Mais à chaque pas, tout était plus insupportable. Les ruines étaient absolument silencieuses. Tout avait été tué jusqu'au plus petit animal. Aucun signe de vie. Aucune plante. Juste un tapis de morceaux noirs encore brulants. Dans les ténèbres, pourtant encore en plein jour il y a juste quelques minutes.

Et ce sifflement si insupportable qui m'accompagnait. Comme un violon strident coincé derrière mon tympan, qui jouait les propres notes de mon requiem.

Respirer même semblait être un effort inimaginable. La bombe avait créé une véritable tempête de sable, qui remplissait nos bouches de poussières, piégés tels des rats dans ce nuage noir. Les barreaux immatériels d'une cage invisible, qui nous séparaient du reste des vivants.

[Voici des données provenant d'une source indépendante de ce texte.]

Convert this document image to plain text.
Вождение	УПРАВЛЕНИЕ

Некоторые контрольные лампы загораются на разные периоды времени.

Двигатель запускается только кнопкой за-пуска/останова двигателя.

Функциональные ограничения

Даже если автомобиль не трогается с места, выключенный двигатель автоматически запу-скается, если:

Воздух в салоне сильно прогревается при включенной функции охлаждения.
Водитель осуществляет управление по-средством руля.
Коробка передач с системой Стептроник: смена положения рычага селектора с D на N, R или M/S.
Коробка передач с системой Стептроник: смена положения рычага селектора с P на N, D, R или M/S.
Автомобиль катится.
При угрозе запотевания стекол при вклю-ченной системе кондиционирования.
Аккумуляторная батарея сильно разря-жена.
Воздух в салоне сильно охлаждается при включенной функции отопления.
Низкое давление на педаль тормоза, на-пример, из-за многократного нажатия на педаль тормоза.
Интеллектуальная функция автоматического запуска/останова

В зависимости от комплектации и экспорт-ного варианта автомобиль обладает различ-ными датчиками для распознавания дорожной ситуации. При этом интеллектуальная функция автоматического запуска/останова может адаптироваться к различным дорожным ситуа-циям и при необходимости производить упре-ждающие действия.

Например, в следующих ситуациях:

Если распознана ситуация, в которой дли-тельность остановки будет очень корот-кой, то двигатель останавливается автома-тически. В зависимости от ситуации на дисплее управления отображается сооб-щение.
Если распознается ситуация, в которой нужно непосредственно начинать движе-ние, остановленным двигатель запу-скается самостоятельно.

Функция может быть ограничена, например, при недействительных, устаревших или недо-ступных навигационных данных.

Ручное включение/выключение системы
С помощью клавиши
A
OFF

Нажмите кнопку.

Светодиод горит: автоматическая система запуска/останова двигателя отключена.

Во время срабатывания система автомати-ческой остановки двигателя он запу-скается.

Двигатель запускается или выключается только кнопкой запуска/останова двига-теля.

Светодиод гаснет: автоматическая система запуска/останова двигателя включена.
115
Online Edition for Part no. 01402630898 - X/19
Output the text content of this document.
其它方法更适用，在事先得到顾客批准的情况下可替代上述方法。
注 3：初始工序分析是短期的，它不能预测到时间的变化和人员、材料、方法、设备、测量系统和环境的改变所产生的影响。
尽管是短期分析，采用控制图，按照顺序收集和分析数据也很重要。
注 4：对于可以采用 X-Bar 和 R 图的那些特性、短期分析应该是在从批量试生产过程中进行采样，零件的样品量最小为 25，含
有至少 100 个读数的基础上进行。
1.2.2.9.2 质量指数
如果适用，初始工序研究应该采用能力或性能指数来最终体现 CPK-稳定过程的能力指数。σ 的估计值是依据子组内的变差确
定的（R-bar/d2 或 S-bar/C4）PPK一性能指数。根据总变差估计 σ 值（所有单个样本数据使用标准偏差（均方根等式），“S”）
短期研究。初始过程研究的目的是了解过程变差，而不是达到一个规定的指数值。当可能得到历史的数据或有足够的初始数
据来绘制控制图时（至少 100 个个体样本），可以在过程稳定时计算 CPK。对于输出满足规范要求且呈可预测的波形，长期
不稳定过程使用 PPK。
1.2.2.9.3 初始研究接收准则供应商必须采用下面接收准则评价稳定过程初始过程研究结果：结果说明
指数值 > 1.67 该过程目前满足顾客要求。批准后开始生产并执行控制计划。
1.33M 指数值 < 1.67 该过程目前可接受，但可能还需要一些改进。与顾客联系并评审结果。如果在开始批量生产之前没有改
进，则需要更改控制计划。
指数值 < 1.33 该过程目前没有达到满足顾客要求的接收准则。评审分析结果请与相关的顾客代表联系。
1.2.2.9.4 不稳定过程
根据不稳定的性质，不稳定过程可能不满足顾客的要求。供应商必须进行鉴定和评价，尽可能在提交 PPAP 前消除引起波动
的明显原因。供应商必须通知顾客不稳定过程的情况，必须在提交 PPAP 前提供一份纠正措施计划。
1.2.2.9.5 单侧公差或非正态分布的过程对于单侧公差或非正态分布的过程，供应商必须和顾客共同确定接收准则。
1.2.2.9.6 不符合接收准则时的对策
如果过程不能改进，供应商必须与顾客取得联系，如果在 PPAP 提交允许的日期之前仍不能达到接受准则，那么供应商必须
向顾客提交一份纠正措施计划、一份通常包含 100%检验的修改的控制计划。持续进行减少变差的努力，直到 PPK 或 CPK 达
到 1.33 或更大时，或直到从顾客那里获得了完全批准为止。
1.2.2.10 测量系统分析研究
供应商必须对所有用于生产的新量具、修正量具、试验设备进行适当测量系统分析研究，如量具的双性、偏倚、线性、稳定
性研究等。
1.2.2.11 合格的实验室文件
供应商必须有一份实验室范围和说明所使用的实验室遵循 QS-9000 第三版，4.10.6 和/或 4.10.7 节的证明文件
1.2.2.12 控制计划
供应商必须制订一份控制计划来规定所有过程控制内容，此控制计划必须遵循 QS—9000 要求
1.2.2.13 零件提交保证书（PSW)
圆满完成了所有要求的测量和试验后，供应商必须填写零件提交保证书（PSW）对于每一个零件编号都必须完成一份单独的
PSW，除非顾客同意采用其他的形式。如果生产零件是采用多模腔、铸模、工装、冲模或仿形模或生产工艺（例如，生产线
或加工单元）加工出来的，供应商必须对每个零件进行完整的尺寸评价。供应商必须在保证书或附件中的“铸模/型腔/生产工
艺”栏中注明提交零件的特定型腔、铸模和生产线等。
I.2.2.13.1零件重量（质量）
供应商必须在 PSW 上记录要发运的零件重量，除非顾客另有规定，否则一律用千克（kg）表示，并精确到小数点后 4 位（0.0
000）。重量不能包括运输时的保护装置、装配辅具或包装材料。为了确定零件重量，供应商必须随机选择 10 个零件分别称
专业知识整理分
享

Les constructions restantes plus loin dans la ville étaient en bois. Tragique erreur. Au bout de quelques heures, à peine conscients au milieu d'autres survivants, nous l'avons vu grandir. Le feu, qui se régalait insolemment de ce qu'il restait. Les rares bâtiments encore debout s'effondraient cette fois sous les flammes meurtrières. Achevant le travail qui n'avait pas été fini. Dans un funeste ballet incandescent.

Il a fini par gagner toute la ville, comme une goutte sanglante s'étalant sur le fragile papier que nous représentions. Ce qui en restait du moins. Nous étions emprisonnés dans des ruines en bois qui carbonisaient sous nos yeux. Bûcher mortel. L'air était encore plus irrespirable, et tout brulait. Consumés, calcinés, réduits en cendres. Et nous ne pouvions même pas nous enfuir.

Jamais autant de vies ne s'étaient arrêtées aussi vite, aussi brusquement.

Le fleuve était devenu un cimetière de malheureux qui voulaient se rafraichir. Bourreau des désespérés, engloutis dans cette tombe ouverte. Même l'eau était à présent un piège mortel. Toute l'humanité semblait disparue et loin.

J'ai croisé des enfants dont le dos avait été arraché. Des femmes au visage défiguré. Des hommes qui n'avaient même plus la force de parler. Des choses que jamais personne n'aurait eu le cynisme de s'imaginer, même dans les pires scénarios.

Puis, on a perdu le peu d'espoir que l'humain peut garder. Dans cet enfer, je me suis arrêté. Je n'avais plus la force de continuer. Plus de but. Rien. Je suis juste resté assis au milieu de ce désert gris, en attendant qu'à moi aussi on vienne couper ce dernier fil qui me retenait sur terre.

Et au-dessus de ma tête, des gouttes ont commencé à tomber. J'ai pensé à un miracle pour éteindre les incendies. Que c'était la fin de mon calvaire. Qu'après la pluie, le soleil reviendra, et que tout ira mieux. L'univers nous avait enfin entendus, et avait eu pitié de nous.

Mais malheureusement, ce n'était qu'une autre surprise de la mort. Car le grand final de son spectacle insolent n'avait pas encore eu lieu.

Un cadeau du mal, sous la forme d'une pluie noire. Un torrent maudit. Plus sombre que le charbon. Plus sombre que les cendres sous mes pieds.

Des gouttes remplies de poussières, qui s'incrustaient sur mon corps. Puisant dans la fumée du champignon qui nous masquait la lumière. Chargées de fléau, et de malheurs inimaginables.

Personne ne survit jamais à une bombe atomique. Il n'y a pas de rescapés, il n'y a que des âmes vides. Des corps détruits, brisés, aussi creux que de simples coquilles. Des fantômes errants, coincés entre deux mondes, qui tôt au tard paieront le prix de leur survie.

Bien plus cher que ceux qui étaient maintenant des ombres.